Trust Your Own Judgment

Trust your own judgment… As I contemplate what I want to write about for this blog entry many things come to mind, however there is one thought that keeps replaying based on something that happened this weekend… Trust Your Own Judgment.

Parents, mothers especially, have been given an innate ability that I believe arrives the moment they hold that precious newborn in their arms, the gift of intuition.  I am alarmed at how many parents often second guess their own thoughts and feelings when faced with making an important decision for the health/ well-being of their own child because of an “opinion” of a friend, physician, or website.  This weekend, I spoke with a parent who brought up some concerns about language development.  She mentioned that she had viewed the development chart on our website and was concerned about her child’s speech development and wanted to see what I thought.

My professional opinion about his expressive language was offered, however she then turned me down by stating, “My pediatrician told me to not be concerned about speech until the age of 6.”
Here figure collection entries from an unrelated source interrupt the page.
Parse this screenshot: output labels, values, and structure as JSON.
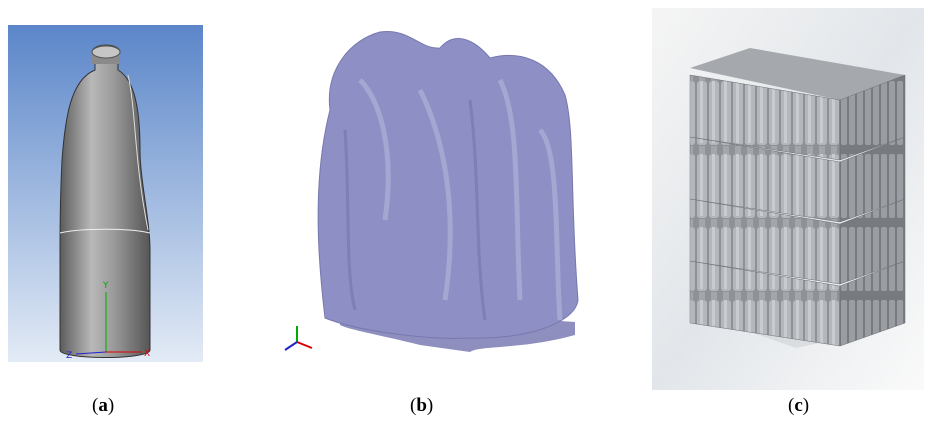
{
  "panels": [
    {
      "prefix": "(",
      "letter": "a",
      "suffix": ")",
      "axes": [
        "Y",
        "X",
        "Z"
      ]
    },
    {
      "prefix": "(",
      "letter": "b",
      "suffix": ")"
    },
    {
      "prefix": "(",
      "letter": "c",
      "suffix": ")"
    }
  ]
}
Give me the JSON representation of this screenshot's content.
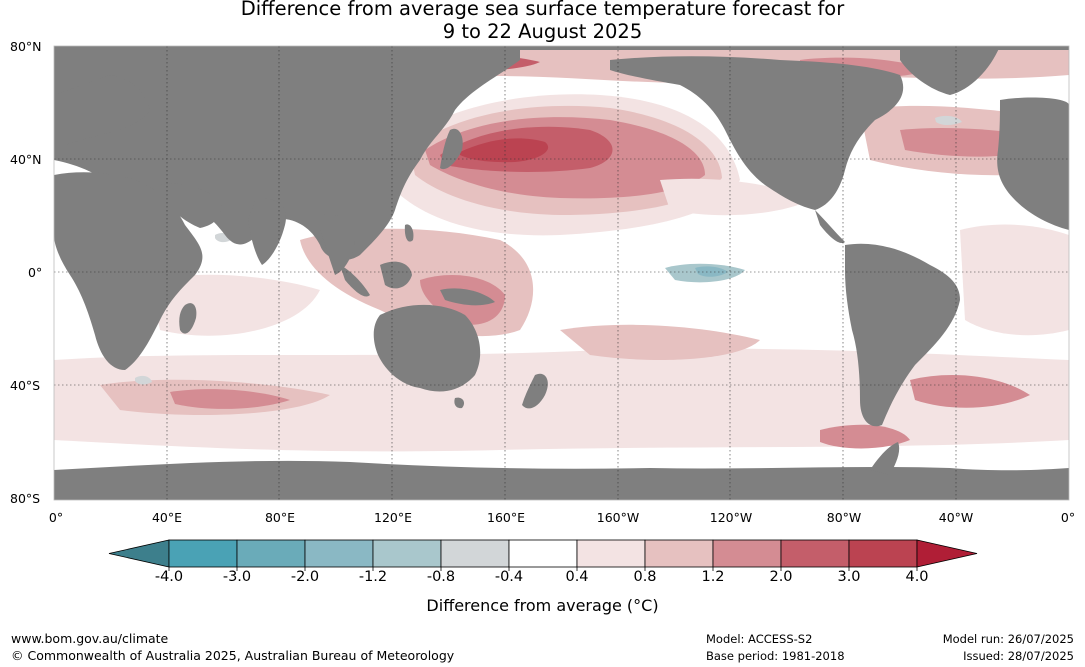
{
  "title": {
    "line1": "Difference from average sea surface temperature forecast for",
    "line2": "9 to 22 August 2025"
  },
  "map": {
    "lat_labels": [
      "80°N",
      "40°N",
      "0°",
      "40°S",
      "80°S"
    ],
    "lon_labels": [
      "0°",
      "40°E",
      "80°E",
      "120°E",
      "160°E",
      "160°W",
      "120°W",
      "80°W",
      "40°W",
      "0°"
    ],
    "land_color": "#7f7f7f",
    "ocean_color": "#ffffff"
  },
  "colorbar": {
    "ticks": [
      "-4.0",
      "-3.0",
      "-2.0",
      "-1.2",
      "-0.8",
      "-0.4",
      "0.4",
      "0.8",
      "1.2",
      "2.0",
      "3.0",
      "4.0"
    ],
    "colors": [
      "#3d7f8c",
      "#4aa2b5",
      "#6aabb9",
      "#8ab8c4",
      "#a9c7cc",
      "#d2d6d8",
      "#ffffff",
      "#f3e3e3",
      "#e6c1c0",
      "#d48c93",
      "#c45e6a",
      "#bb4351",
      "#b01e36"
    ],
    "label": "Difference from average (°C)"
  },
  "footer": {
    "website": "www.bom.gov.au/climate",
    "copyright": "© Commonwealth of Australia 2025, Australian Bureau of Meteorology",
    "model": "Model: ACCESS-S2",
    "base_period": "Base period: 1981-2018",
    "model_run": "Model run: 26/07/2025",
    "issued": "Issued: 28/07/2025"
  }
}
“Wow,” I thought to myself.  To think that this parent believes that her concerns about her child should be ignored until age 6 really baffles me!  Obviously, she believes there is something wrong because she asks the opinion of an SLP who gives research based statistical information, but then she throws it aside because of a mere “opinion” by someone who has M.D.  My heart really went out to this mother who may miss this window of opportunity for her child due to ignoring her own feelings and intuition because of 1 opinion.  It makes me wonder that if she would’ve been this passive about something more serious.  What if she had asked her doctor, “Should I get my child’s ears tested because it doesn’t seem as if he is hearing well?”  Would she take the opinion of her doctor if he/ she would have told her to wait another year, or would she have sought the professional advice and evaluation of someone trained to evaluate hearing.

The point I am trying to make is, trust what you believe to be what is best for your child.  Do what makes sense.  As a professional in the field of Speech Pathology, I can tell you without a doubt in my heart that the best thing for your child is early intervention if language and speech is not developing appropriately.  You will be glad you did.